- Parlett, Ohio Location of Parlett, Ohio
- Coordinates: 40°18′27″N 80°51′46″W﻿ / ﻿40.30750°N 80.86278°W
- Country: United States
- State: Ohio
- Counties: Jefferson
- Elevation: 1,168 ft (356 m)
- Time zone: UTC-5 (Eastern (EST))
- • Summer (DST): UTC-4 (EDT)
- ZIP code: 43907
- Area code: 740
- GNIS feature ID: 1049062

= Parlett, Ohio =

Community in Jefferson County, Ohio, US

Parlett is an unincorporated community in Wayne Township, Jefferson County, Ohio, United States.

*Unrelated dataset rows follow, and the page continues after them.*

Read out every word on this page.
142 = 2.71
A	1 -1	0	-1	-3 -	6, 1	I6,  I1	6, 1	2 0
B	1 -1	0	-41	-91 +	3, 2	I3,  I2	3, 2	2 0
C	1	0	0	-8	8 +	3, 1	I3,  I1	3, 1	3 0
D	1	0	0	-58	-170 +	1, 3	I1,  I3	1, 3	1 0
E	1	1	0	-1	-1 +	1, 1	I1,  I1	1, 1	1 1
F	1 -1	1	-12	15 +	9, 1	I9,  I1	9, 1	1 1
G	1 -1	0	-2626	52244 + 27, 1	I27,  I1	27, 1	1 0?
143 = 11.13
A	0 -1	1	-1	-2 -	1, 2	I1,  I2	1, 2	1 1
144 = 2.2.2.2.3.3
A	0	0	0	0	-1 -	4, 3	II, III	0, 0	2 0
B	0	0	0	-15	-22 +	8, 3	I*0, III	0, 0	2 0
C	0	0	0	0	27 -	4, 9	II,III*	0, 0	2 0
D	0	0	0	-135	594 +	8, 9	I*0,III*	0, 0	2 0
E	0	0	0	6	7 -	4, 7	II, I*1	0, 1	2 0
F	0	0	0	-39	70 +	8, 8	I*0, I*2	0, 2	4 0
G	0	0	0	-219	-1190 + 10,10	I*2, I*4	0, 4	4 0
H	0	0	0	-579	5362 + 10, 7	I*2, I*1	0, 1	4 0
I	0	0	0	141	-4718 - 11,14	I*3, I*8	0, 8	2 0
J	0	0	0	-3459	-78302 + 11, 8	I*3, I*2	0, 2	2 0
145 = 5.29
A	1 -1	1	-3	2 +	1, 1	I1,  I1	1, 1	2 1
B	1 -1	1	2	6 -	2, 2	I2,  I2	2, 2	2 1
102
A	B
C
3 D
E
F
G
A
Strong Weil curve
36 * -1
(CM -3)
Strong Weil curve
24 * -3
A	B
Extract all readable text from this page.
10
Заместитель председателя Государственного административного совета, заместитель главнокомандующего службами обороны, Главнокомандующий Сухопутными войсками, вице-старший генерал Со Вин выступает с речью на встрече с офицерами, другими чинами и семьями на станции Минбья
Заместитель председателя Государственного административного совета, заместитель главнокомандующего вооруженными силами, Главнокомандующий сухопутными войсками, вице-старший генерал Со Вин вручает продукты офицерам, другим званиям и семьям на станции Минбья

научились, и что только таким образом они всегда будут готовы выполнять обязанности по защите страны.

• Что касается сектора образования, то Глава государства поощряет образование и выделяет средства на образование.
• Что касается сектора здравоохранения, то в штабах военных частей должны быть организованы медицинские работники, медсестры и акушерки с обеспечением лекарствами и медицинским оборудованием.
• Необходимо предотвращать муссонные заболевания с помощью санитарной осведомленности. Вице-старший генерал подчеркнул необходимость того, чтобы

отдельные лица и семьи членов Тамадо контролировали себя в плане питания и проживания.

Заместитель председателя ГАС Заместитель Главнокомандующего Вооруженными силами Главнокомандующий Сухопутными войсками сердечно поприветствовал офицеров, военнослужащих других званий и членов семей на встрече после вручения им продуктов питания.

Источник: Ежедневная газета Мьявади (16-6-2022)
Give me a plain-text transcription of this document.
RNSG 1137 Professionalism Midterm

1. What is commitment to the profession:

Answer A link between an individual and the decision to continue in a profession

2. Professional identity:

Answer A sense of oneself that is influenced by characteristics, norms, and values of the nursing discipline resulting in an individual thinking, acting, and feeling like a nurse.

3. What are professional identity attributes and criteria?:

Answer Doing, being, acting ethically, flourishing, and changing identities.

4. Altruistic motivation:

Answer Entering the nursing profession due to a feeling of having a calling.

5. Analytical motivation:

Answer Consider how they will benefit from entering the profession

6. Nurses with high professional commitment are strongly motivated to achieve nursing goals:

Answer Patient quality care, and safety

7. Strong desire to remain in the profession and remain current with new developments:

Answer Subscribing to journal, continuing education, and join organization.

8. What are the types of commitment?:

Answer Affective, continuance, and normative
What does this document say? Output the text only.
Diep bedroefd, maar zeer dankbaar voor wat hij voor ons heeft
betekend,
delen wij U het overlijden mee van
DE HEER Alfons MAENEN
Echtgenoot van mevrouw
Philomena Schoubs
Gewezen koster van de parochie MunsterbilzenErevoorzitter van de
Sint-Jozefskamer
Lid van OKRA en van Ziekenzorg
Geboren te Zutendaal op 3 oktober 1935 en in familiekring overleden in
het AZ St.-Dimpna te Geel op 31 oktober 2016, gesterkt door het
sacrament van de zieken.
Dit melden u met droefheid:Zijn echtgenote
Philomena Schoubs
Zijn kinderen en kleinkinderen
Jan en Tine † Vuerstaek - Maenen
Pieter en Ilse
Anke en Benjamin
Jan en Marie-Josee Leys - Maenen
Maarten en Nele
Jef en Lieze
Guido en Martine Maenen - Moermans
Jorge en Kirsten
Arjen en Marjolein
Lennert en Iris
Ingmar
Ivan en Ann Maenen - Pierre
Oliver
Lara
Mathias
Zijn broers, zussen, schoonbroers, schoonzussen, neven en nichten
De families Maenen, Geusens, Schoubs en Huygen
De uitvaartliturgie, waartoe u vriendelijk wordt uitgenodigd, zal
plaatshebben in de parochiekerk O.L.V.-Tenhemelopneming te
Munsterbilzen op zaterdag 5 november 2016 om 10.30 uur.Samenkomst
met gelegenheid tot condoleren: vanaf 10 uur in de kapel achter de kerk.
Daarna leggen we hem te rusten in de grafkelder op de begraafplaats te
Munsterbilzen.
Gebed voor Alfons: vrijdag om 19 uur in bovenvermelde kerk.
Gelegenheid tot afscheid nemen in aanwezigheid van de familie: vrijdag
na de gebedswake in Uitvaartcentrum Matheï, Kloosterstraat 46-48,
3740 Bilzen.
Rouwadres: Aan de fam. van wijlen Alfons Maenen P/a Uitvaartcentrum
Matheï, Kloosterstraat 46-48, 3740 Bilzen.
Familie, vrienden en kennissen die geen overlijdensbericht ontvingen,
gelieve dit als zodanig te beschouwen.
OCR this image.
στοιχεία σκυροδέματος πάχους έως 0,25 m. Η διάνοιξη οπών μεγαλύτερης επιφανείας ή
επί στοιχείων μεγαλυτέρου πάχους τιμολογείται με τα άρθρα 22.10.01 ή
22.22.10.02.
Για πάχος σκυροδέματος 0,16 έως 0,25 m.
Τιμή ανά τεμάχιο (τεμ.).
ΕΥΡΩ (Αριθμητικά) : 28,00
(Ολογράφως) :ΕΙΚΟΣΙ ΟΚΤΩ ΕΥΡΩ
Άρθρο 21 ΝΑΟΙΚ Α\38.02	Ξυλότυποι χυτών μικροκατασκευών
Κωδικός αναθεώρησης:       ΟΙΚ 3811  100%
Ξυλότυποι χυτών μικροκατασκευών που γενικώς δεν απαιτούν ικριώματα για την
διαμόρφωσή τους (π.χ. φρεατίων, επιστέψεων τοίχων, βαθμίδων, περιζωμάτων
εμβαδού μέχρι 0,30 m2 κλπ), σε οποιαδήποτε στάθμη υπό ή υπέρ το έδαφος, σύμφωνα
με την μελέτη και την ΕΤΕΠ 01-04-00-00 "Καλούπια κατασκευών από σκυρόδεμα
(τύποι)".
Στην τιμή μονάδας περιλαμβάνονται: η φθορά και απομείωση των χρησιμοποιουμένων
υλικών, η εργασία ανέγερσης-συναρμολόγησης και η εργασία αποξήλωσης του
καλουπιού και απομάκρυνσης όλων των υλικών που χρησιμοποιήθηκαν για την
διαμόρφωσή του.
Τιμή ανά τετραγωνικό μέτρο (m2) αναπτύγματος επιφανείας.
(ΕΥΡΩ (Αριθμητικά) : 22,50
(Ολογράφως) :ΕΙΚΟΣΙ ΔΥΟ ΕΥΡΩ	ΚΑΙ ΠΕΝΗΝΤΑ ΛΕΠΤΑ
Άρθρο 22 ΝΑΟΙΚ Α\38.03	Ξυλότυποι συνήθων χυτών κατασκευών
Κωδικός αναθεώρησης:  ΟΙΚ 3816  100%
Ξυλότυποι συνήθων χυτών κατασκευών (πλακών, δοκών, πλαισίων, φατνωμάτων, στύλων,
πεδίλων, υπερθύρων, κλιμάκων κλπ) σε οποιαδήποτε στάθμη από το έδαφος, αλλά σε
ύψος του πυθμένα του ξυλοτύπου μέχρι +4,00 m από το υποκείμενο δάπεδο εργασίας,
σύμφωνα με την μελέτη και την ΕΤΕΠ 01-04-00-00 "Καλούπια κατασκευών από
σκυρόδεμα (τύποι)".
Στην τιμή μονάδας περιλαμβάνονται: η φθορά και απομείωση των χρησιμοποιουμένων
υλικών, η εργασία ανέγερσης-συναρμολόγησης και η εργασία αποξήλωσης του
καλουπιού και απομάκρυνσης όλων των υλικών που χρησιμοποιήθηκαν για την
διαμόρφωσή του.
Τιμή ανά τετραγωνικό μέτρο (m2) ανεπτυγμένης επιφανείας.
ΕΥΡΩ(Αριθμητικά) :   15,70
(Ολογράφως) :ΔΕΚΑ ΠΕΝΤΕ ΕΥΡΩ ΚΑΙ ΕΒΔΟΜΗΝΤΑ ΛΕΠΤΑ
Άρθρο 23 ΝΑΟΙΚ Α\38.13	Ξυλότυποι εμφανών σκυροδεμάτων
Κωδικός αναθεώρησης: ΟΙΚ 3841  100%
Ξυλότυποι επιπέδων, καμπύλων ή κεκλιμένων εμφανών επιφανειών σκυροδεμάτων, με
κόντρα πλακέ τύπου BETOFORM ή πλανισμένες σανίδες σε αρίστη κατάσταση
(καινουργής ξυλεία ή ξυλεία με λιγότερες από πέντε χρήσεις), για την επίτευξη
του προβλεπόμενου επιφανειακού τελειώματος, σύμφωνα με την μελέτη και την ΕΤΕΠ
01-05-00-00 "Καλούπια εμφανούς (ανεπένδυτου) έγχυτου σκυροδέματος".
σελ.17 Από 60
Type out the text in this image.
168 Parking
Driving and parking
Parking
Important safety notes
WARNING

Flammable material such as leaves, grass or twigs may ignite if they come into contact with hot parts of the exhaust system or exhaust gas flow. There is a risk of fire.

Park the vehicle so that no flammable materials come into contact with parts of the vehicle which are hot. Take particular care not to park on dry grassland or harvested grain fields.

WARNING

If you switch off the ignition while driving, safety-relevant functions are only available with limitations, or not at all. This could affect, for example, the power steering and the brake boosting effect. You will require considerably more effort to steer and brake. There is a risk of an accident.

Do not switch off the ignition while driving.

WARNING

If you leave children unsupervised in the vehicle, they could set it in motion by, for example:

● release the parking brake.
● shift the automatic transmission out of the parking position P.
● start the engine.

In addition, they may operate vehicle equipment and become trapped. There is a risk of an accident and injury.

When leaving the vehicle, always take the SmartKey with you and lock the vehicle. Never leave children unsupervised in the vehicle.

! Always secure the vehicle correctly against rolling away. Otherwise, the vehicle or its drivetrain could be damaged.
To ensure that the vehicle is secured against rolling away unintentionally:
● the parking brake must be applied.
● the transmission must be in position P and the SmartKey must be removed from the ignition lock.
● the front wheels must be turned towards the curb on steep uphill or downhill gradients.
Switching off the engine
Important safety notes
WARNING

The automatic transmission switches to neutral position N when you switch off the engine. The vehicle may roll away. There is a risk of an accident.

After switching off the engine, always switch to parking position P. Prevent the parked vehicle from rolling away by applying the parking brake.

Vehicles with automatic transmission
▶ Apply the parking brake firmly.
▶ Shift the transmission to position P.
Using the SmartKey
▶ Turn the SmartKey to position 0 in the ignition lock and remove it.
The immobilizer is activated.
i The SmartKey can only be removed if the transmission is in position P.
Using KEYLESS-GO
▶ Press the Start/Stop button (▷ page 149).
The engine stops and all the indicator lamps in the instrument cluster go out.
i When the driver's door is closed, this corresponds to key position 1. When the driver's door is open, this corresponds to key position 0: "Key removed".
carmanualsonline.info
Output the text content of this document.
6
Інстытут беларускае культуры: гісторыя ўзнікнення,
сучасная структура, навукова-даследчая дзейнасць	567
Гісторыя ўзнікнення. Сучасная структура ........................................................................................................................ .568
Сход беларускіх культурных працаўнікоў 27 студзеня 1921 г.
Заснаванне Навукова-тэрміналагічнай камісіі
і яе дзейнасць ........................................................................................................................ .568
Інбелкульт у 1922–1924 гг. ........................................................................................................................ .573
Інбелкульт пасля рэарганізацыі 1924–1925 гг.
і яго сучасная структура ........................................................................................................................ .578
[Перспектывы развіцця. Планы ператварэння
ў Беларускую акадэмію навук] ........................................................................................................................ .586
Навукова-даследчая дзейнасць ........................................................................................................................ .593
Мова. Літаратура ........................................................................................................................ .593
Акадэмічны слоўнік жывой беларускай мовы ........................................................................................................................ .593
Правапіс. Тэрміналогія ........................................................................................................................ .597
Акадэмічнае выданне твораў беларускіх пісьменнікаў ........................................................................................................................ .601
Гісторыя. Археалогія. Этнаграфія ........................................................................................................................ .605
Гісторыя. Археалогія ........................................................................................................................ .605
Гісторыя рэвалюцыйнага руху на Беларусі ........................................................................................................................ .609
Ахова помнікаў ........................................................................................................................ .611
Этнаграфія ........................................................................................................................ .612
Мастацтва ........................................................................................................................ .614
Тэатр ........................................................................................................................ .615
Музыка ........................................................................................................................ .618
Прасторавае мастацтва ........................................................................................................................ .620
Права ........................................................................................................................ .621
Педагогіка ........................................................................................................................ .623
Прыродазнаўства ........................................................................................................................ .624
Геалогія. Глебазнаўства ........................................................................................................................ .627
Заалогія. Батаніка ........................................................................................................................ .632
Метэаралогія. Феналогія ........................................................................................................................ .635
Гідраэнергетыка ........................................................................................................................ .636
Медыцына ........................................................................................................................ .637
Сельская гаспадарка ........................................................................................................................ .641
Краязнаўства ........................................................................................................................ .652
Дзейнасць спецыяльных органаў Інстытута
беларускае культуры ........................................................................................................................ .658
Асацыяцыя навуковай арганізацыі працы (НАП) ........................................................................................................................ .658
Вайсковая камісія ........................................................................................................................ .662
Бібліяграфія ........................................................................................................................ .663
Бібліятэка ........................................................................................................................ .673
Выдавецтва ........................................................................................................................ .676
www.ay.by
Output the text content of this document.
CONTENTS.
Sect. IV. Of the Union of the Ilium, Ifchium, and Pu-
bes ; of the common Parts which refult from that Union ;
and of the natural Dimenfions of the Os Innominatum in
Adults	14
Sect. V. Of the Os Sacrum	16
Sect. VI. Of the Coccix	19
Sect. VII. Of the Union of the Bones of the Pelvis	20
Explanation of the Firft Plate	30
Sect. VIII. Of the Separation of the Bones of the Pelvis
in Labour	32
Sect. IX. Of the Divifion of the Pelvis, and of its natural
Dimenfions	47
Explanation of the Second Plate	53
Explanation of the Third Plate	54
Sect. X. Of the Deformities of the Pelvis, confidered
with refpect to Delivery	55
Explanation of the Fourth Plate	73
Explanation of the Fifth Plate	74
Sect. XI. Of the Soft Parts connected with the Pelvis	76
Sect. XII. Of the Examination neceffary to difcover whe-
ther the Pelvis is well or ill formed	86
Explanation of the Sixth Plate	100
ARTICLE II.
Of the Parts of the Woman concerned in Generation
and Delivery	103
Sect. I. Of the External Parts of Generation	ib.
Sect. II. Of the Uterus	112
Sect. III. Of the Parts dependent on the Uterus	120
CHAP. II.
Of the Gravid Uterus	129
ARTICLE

It is located southeast of Hopedale and just east of Cherry Valley at the intersection of Ohio State Route 151 and Township Road 142A.

==History==
In 1909, a coal mine called the Wabash Mine was owned by the Wabash Coal Company of Cleveland, with 76 employees. By 1915, the mine had been renamed the Netta Mine and had transferred ownership to the Netta Coal Company, also of Cleveland, with 84 employees working. The Wabash Railroad maintained a station in Parlett for loading the coal. In 1921, there was a 300 ST steam shovel operating at the mine that had "been there for a considerable time", owned by the Wayne Coal Company.

The Parlett Post Office was established on March 26, 1906, and discontinued on January 14, 1928. Mail service is now handled through the Cadiz branch.